### North American birds dataset custom parsing
- This dataset has a number of WAV files segmented into what are essentially syllables (however some vocalizations are not quite syllables). There are around 3000 vocalizations. The dataset contains:
    - .WAV files of vocalizations and filename with ID and species
- This notebook creates a JSON corresponding to each WAV file. 
- Dataset origin:
    - https://zenodo.org/record/1250690#.XQAO_G9KjUI
    - https://www.sciencedirect.com/science/article/pii/S157495411630231X
    - https://ieeexplore.ieee.org/document/8462156

In [1]:
from avgn.utils.general import prepare_env

In [2]:
prepare_env()

env: CUDA_VISIBLE_DEVICES=GPU


### Import relevant packages

In [3]:
from joblib import Parallel, delayed
from tqdm.autonotebook import tqdm
import pandas as pd
pd.options.display.max_columns = None
import librosa
from datetime import datetime
import numpy as np



In [4]:
import avgn
from avgn.custom_parsing.north_america_birds import generate_json
from avgn.utils.paths import DATA_DIR

### Load data in original format

In [5]:
DATASET_ID = 'NA-Birds'

In [6]:
# create a unique datetime identifier for the files output by this notebook
DT_ID = datetime.now().strftime("%Y-%m-%d_%H-%M-%S")
DT_ID

'2019-06-23_22-56-05'

In [7]:
DSLOC = avgn.utils.paths.Path('/mnt/cube/Datasets/NABirdSpecies/North American bird species/')
DSLOC

PosixPath('/mnt/cube/Datasets/NABirdSpecies/North American bird species')

In [8]:
wav_list = list(DSLOC.expanduser().glob('*/*.wav'))
wav_list[:3], len(wav_list)

([PosixPath('/mnt/cube/Datasets/NABirdSpecies/North American bird species/S3(Great Blue Heron)/s (19).wav'),
  PosixPath('/mnt/cube/Datasets/NABirdSpecies/North American bird species/S3(Great Blue Heron)/s (52).wav'),
  PosixPath('/mnt/cube/Datasets/NABirdSpecies/North American bird species/S3(Great Blue Heron)/s (242).wav')],
 3101)

In [9]:
wav_df = pd.DataFrame(columns = ['species', 'wavloc', 'wavnum'])
for wf in tqdm(wav_list):
    wavnum = int(wf.stem.split('(')[1][:-1])
    species = wf.parent.stem.split('(')[1][:-1]
    wav_df.loc[len(wav_df)] = [species, wf, wavnum]

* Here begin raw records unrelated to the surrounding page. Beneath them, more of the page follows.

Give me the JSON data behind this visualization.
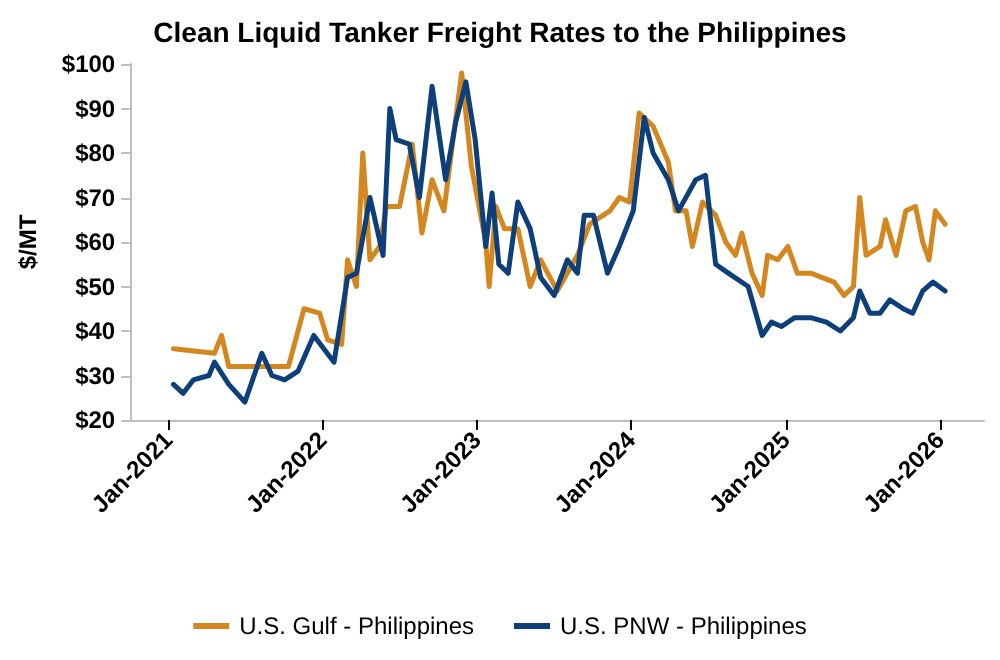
{
  "chart_data": {
    "type": "line",
    "title": "Clean Liquid Tanker Freight Rates to the Philippines",
    "ylabel": "$/MT",
    "xlim": [
      "2020-10-05",
      "2026-04-15"
    ],
    "xticks": [
      {
        "value": "2021-01-01",
        "label": "Jan-2021"
      },
      {
        "value": "2022-01-01",
        "label": "Jan-2022"
      },
      {
        "value": "2023-01-01",
        "label": "Jan-2023"
      },
      {
        "value": "2024-01-01",
        "label": "Jan-2024"
      },
      {
        "value": "2025-01-01",
        "label": "Jan-2025"
      },
      {
        "value": "2026-01-01",
        "label": "Jan-2026"
      }
    ],
    "ylim": [
      20,
      100
    ],
    "yticks": [
      {
        "value": 20,
        "label": "$20"
      },
      {
        "value": 30,
        "label": "$30"
      },
      {
        "value": 40,
        "label": "$40"
      },
      {
        "value": 50,
        "label": "$50"
      },
      {
        "value": 60,
        "label": "$60"
      },
      {
        "value": 70,
        "label": "$70"
      },
      {
        "value": 80,
        "label": "$80"
      },
      {
        "value": 90,
        "label": "$90"
      },
      {
        "value": 100,
        "label": "$100"
      }
    ],
    "grid": false,
    "legend": "bottom",
    "marker": "none",
    "line_style": "solid",
    "series": [
      {
        "name": "U.S. Gulf - Philippines",
        "color": "#d4861f",
        "x": [
          "2021-01-13",
          "2021-04-20",
          "2021-05-07",
          "2021-05-24",
          "2021-10-12",
          "2021-11-18",
          "2021-12-25",
          "2022-01-13",
          "2022-02-15",
          "2022-03-01",
          "2022-03-22",
          "2022-04-06",
          "2022-04-23",
          "2022-05-16",
          "2022-06-01",
          "2022-07-02",
          "2022-08-01",
          "2022-08-24",
          "2022-09-17",
          "2022-10-15",
          "2022-11-26",
          "2022-12-19",
          "2023-01-22",
          "2023-01-30",
          "2023-02-15",
          "2023-03-07",
          "2023-04-08",
          "2023-05-07",
          "2023-06-01",
          "2023-07-10",
          "2023-08-27",
          "2023-09-25",
          "2023-11-12",
          "2023-12-04",
          "2023-12-28",
          "2024-01-20",
          "2024-02-22",
          "2024-03-29",
          "2024-04-15",
          "2024-05-10",
          "2024-05-25",
          "2024-06-18",
          "2024-07-19",
          "2024-08-12",
          "2024-09-04",
          "2024-09-19",
          "2024-10-13",
          "2024-11-06",
          "2024-11-19",
          "2024-12-13",
          "2025-01-06",
          "2025-01-28",
          "2025-03-01",
          "2025-04-25",
          "2025-05-19",
          "2025-06-10",
          "2025-06-25",
          "2025-07-10",
          "2025-08-12",
          "2025-08-25",
          "2025-09-19",
          "2025-10-12",
          "2025-11-04",
          "2025-11-21",
          "2025-12-06",
          "2025-12-21",
          "2026-01-13"
        ],
        "values": [
          36,
          35,
          39,
          32,
          32,
          45,
          44,
          38,
          37,
          56,
          50,
          80,
          56,
          59,
          68,
          68,
          82,
          62,
          74,
          67,
          98,
          77,
          60,
          50,
          68,
          63,
          63,
          50,
          56,
          49,
          57,
          64,
          67,
          70,
          69,
          89,
          86,
          78,
          67,
          67,
          59,
          69,
          66,
          60,
          57,
          62,
          53,
          48,
          57,
          56,
          59,
          53,
          53,
          51,
          48,
          50,
          70,
          57,
          59,
          65,
          57,
          67,
          68,
          60,
          56,
          67,
          64
        ]
      },
      {
        "name": "U.S. PNW - Philippines",
        "color": "#0d3f7a",
        "x": [
          "2021-01-13",
          "2021-02-05",
          "2021-03-01",
          "2021-04-07",
          "2021-04-20",
          "2021-05-24",
          "2021-07-01",
          "2021-08-10",
          "2021-09-03",
          "2021-10-03",
          "2021-11-04",
          "2021-12-11",
          "2022-01-28",
          "2022-03-01",
          "2022-03-22",
          "2022-04-23",
          "2022-05-24",
          "2022-06-09",
          "2022-06-24",
          "2022-07-25",
          "2022-08-18",
          "2022-09-17",
          "2022-10-19",
          "2022-11-12",
          "2022-12-06",
          "2022-12-28",
          "2023-01-22",
          "2023-02-06",
          "2023-02-22",
          "2023-03-16",
          "2023-04-08",
          "2023-05-07",
          "2023-06-01",
          "2023-07-03",
          "2023-08-03",
          "2023-08-27",
          "2023-09-12",
          "2023-10-04",
          "2023-11-06",
          "2023-12-04",
          "2024-01-06",
          "2024-02-01",
          "2024-02-22",
          "2024-03-29",
          "2024-04-22",
          "2024-06-02",
          "2024-06-25",
          "2024-07-19",
          "2024-08-18",
          "2024-10-04",
          "2024-11-06",
          "2024-11-28",
          "2024-12-22",
          "2025-01-22",
          "2025-03-01",
          "2025-04-07",
          "2025-05-10",
          "2025-06-10",
          "2025-06-25",
          "2025-07-19",
          "2025-08-12",
          "2025-09-04",
          "2025-10-06",
          "2025-10-28",
          "2025-11-21",
          "2025-12-15",
          "2026-01-13"
        ],
        "values": [
          28,
          26,
          29,
          30,
          33,
          28,
          24,
          35,
          30,
          29,
          31,
          39,
          33,
          52,
          53,
          70,
          57,
          90,
          83,
          82,
          70,
          95,
          74,
          87,
          96,
          83,
          59,
          71,
          55,
          53,
          69,
          63,
          52,
          48,
          56,
          53,
          66,
          66,
          53,
          59,
          67,
          88,
          80,
          74,
          67,
          74,
          75,
          55,
          53,
          50,
          39,
          42,
          41,
          43,
          43,
          42,
          40,
          43,
          49,
          44,
          44,
          47,
          45,
          44,
          49,
          51,
          49
        ]
      }
    ]
  }
}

HBox(children=(IntProgress(value=0, max=3101), HTML(value='')))




In [10]:
wav_df = wav_df[wav_df.species != 'б░unknownб▒ events']

In [11]:
print(len(wav_df))
wav_df[:3]

2762


Unnamed: 0,species,wavloc,wavnum
0,Great Blue Heron,/mnt/cube/Datasets/NABirdSpecies/North America...,19
1,Great Blue Heron,/mnt/cube/Datasets/NABirdSpecies/North America...,52
2,Great Blue Heron,/mnt/cube/Datasets/NABirdSpecies/North America...,242


### Generate JSON for files

In [12]:
with Parallel(n_jobs=-1, verbose=10) as parallel:
    parallel(
        delayed(generate_json)(
            row, DT_ID
        )
        for idx, row in tqdm(
            wav_df.iterrows(),
            total=len(wav_df),
        )
    )

HBox(children=(IntProgress(value=0, max=2762), HTML(value='')))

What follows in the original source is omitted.